Well, I'm designing my own keyboard controller, too. It's not a money saving move, but for fun, I suppose. Also, when you're known as a hardware guru, it's just wrong to use someone else's. And as well, naturally, they're all doing them wrong :-)
I sort of which I had found this forum earlier, maybe I could pick up some hints on what folks found useful, and not-so-useful, for controllers. I'm going the PS/2 route for both keyboard and mouse replacement on the one board, with a keyboard passthrough (or to link two controllers).
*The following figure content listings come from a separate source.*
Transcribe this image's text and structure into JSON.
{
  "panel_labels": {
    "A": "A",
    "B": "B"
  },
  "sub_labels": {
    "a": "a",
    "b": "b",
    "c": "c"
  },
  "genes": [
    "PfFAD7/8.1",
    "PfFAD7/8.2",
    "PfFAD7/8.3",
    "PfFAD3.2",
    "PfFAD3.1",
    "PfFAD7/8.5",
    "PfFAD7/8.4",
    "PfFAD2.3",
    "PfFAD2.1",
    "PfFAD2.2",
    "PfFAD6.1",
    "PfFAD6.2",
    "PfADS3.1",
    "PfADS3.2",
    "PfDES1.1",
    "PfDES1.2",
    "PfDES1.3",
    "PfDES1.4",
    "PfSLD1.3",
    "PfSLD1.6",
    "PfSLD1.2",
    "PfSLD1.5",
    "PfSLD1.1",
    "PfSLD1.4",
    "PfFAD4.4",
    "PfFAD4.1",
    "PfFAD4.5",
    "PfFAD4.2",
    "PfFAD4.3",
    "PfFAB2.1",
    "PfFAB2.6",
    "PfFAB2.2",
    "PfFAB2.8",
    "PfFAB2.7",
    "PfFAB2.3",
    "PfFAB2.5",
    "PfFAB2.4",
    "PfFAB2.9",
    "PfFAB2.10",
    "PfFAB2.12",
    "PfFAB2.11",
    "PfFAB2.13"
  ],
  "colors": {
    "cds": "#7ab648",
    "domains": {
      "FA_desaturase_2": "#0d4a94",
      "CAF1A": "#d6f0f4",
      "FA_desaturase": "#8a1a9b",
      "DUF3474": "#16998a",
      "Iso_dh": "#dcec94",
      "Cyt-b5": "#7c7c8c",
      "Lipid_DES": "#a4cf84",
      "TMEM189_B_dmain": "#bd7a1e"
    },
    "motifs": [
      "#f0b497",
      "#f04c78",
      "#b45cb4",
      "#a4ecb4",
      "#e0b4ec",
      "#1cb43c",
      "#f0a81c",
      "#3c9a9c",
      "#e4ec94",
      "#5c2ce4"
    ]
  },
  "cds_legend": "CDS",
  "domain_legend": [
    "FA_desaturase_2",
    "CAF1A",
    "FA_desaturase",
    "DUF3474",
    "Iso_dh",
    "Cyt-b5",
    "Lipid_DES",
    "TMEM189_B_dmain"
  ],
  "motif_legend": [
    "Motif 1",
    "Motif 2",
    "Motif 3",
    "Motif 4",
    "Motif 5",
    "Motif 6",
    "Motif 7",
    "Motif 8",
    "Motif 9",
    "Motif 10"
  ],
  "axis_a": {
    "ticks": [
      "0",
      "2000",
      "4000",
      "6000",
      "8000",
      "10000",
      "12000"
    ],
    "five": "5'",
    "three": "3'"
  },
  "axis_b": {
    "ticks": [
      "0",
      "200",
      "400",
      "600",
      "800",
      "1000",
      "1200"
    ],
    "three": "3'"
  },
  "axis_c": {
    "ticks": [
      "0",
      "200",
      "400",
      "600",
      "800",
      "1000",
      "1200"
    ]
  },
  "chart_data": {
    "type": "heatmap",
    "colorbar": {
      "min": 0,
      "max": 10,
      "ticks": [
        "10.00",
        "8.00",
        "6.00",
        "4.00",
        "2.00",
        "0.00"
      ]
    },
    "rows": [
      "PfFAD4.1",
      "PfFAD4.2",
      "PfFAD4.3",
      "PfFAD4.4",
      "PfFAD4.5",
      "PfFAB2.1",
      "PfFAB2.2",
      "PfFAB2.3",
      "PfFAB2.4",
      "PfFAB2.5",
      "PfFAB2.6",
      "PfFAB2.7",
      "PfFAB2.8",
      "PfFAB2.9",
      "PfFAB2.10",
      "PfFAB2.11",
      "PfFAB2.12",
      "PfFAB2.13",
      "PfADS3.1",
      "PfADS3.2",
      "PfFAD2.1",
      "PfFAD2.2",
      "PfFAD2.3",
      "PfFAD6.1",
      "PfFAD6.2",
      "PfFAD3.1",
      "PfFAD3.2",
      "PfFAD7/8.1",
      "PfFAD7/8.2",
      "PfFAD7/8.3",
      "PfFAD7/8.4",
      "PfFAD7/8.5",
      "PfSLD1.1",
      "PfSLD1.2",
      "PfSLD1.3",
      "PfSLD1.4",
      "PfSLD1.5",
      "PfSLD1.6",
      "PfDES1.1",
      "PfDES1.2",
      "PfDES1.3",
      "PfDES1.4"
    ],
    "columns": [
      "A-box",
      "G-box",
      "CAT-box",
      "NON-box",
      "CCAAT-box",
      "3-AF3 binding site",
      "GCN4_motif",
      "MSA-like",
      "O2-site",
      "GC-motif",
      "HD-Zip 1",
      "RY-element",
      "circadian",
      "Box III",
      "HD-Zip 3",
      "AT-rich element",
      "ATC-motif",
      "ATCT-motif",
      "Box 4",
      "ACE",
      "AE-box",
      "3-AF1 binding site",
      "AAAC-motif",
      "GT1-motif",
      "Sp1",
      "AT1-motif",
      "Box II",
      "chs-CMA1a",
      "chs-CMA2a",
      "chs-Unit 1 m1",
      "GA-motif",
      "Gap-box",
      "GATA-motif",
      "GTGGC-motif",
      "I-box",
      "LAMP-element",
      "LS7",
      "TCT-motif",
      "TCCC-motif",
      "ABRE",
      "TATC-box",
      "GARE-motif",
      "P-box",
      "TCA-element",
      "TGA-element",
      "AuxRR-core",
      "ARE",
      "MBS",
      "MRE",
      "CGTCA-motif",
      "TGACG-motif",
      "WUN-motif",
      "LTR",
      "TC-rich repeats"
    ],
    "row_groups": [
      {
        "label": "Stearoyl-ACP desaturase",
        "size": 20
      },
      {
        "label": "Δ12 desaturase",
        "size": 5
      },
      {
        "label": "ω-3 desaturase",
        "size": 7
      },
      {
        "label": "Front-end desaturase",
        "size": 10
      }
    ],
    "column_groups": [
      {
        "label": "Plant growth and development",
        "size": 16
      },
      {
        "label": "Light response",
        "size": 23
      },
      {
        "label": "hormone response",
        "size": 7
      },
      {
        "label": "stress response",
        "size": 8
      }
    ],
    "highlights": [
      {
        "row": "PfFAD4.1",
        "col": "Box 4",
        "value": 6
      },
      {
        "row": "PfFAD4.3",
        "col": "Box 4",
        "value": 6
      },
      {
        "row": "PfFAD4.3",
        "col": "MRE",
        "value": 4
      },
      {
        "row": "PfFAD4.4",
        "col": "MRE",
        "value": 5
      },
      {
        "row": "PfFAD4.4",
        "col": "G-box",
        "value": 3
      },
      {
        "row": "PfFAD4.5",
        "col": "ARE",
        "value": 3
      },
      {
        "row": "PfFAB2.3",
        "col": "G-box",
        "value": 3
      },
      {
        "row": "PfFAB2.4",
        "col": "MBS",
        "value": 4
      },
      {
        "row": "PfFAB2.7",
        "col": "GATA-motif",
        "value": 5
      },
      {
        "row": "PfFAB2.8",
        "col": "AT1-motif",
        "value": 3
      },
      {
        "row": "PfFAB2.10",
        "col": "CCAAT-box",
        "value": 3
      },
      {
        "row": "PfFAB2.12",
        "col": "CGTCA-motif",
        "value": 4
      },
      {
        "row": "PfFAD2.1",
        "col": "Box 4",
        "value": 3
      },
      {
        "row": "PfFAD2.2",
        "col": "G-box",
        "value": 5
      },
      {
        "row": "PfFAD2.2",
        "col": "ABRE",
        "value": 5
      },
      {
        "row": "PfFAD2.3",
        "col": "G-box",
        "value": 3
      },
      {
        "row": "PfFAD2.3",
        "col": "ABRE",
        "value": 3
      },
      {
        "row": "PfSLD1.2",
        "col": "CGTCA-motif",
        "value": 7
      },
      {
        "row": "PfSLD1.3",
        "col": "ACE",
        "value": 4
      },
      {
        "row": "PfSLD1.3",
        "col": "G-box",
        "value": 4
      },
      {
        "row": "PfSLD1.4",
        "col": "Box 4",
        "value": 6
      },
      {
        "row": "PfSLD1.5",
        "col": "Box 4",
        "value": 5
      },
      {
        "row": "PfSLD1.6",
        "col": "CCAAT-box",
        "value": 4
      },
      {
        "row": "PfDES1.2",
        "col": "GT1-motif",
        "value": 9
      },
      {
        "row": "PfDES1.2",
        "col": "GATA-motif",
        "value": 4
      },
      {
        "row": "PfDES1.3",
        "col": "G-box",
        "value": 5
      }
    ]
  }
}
My basic controller supports two players. Each player gets a joystick and 8 buttons. Gaming buttons, naturally, are all non-blocking, but also all capable of generating an interrupt-on-change to the microcontroller (most of the large-count controllers do polling only). I'm also supporting two flipper buttons, a coin drop trigger, one trackball and one spinner (with hardware counters, so you don't get the aliasing problem that makes them seem to go backwards), 4 high current LEDs, and eight potentially blocking non-gaming buttons (for player 1/2 buttons, a pause button, maybe some other stuff). A shift is possible, but I haven't given it a great deal of consideration.
This one's small, 2.5" x 1.9" or so, 2-layer PCB.
Anyway, just wanted to add to the proposition that, even with other controllers on the market, there's room for more, or even a hobby or possibly Open Source controller (I haven't quite decided what to do with the design, once it's completed).